Can a non-Christian do good things?
It seems to be the conclusion in a recent on-line op-ed that kids raised by parents who don’t go to church actually turn out better, “We don’t need Bible verses to tell our children how to be good or nice or kind, or how to give back to others, to help those less fortunate, to accept people who are different from them. When you tell your kid that you’re on earth for as long as you’re on earth, and no one really knows what happens after, it can be liberating. It can be simple to explain that the most important thing you can do with the time you’ve got is make it count, and try to leave things better than you found them.”
I don’t disagree that we should teach our children these things as they help us to live in community with others. I also admit that some of the most wonderful, caring, giving people I know are non-Christians, yet others who I know who attend church regularly and read their Bible often also cheat on their spouses, offer emotional and verbal abuse in marriages, never can hold a job, and don’t pay all their taxes.

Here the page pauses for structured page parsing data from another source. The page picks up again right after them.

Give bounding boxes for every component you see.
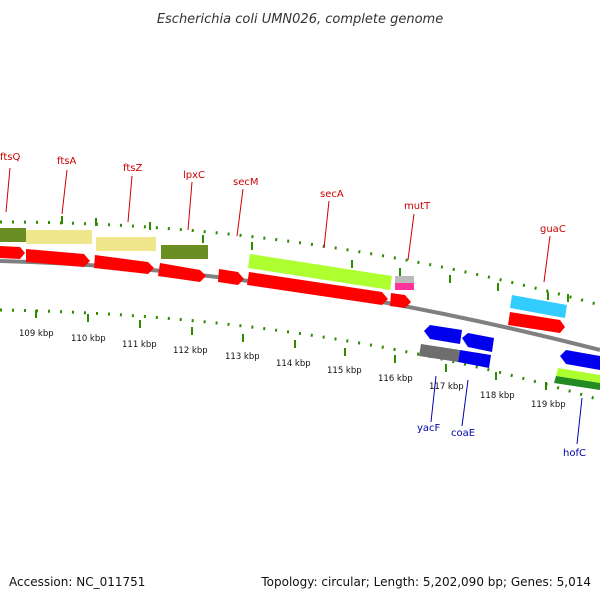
reverse-gene-labels: yacF coaE hofC — [417, 375, 586, 459]
gene-bar-mutT-pink — [395, 283, 414, 290]
gene-label-guaC: guaC — [540, 224, 566, 235]
map-title: Escherichia coli UMN026, complete genome — [157, 12, 443, 27]
reverse-cds-arrows — [424, 325, 600, 370]
gene-label-secM: secM — [233, 177, 259, 188]
cds-rev-1 — [424, 325, 462, 344]
outer-major-ticks — [61, 216, 569, 302]
gene-label-secA: secA — [320, 189, 344, 200]
cds-arrow-8 — [508, 312, 565, 333]
cds-rev-2 — [462, 333, 494, 352]
gene-bar-ftsQ — [0, 228, 26, 242]
gene-bar-hofC-lime — [556, 368, 600, 383]
gene-bar-ftsZ — [96, 237, 156, 251]
kbp-label-111: 111 kbp — [122, 340, 157, 350]
gene-bar-secA — [248, 254, 392, 290]
cds-arrow-3 — [94, 255, 154, 274]
gene-label-ftsA: ftsA — [57, 156, 76, 167]
reverse-gene-bars — [419, 344, 600, 390]
forward-gene-bars — [0, 228, 567, 318]
kbp-label-115: 115 kbp — [327, 366, 362, 376]
cds-rev-3 — [560, 350, 600, 370]
kbp-label-110: 110 kbp — [71, 334, 106, 344]
cds-arrow-7 — [390, 293, 411, 308]
genome-summary-text: Topology: circular; Length: 5,202,090 bp… — [260, 575, 591, 589]
cds-arrow-4 — [158, 263, 206, 282]
gene-label-ftsQ: ftsQ — [0, 152, 20, 163]
gene-bar-hofC-green — [554, 376, 600, 390]
gene-bar-ftsA — [26, 230, 92, 244]
cds-arrow-2 — [26, 249, 90, 267]
forward-gene-labels: ftsQ ftsA ftsZ lpxC secM secA mutT guaC — [0, 152, 566, 283]
kbp-scale-labels: 109 kbp 110 kbp 111 kbp 112 kbp 113 kbp … — [19, 329, 566, 410]
gene-bar-guaC — [510, 295, 567, 318]
kbp-label-117: 117 kbp — [429, 382, 464, 392]
kbp-label-114: 114 kbp — [276, 359, 311, 369]
cds-arrow-1 — [0, 246, 25, 259]
accession-text: Accession: NC_011751 — [9, 575, 145, 589]
gene-label-ftsZ: ftsZ — [123, 163, 142, 174]
kbp-label-113: 113 kbp — [225, 352, 260, 362]
inner-major-ticks — [35, 310, 547, 390]
kbp-label-109: 109 kbp — [19, 329, 54, 339]
gene-bar-yacF — [419, 344, 460, 362]
gene-bar-coaE — [458, 350, 491, 368]
gene-label-lpxC: lpxC — [183, 170, 205, 181]
gene-bar-mutT-gray — [395, 276, 414, 283]
gene-label-coaE: coaE — [451, 428, 475, 439]
gene-label-yacF: yacF — [417, 423, 441, 434]
kbp-label-116: 116 kbp — [378, 374, 413, 384]
gene-label-hofC: hofC — [563, 448, 586, 459]
outer-tick-ring — [0, 220, 600, 307]
kbp-label-112: 112 kbp — [173, 346, 208, 356]
forward-cds-arrows — [0, 246, 565, 333]
cds-arrow-6 — [247, 272, 388, 305]
gene-bar-lpxC — [161, 245, 208, 259]
kbp-label-118: 118 kbp — [480, 391, 515, 401]
kbp-label-119: 119 kbp — [531, 400, 566, 410]
cds-arrow-5 — [218, 269, 244, 285]
gene-label-mutT: mutT — [404, 201, 431, 212]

So it appears that the dividing line is not religion when it comes to telling if a person is “good” or not.
After almost ten years of close observation after cancer and a divorce, I’d like to suggest an alternative conclusion: most people give to others when things are relatively good in their life, but when tragedy strikes, they are resentful, blame others, seek revenge, and become destructive in their relationships.
The tragedy may be cancer, divorce, job loss, bankruptcy, the birth of a handicapped child, the death of a child, or the suicide of a friend. It is when we are brought to our knees that we decide if we are still willing to be a “good person”, or whether we must rely on God to get us through.
Tragedy becomes the true dividing line between those who know God and those who are just nice people.
It is “disciples” who face adversity with the assurance that God never forsakes us. Even when our life is less than perfect, we are still called to love others, not because we want to be “nice”, but because God has asked us to.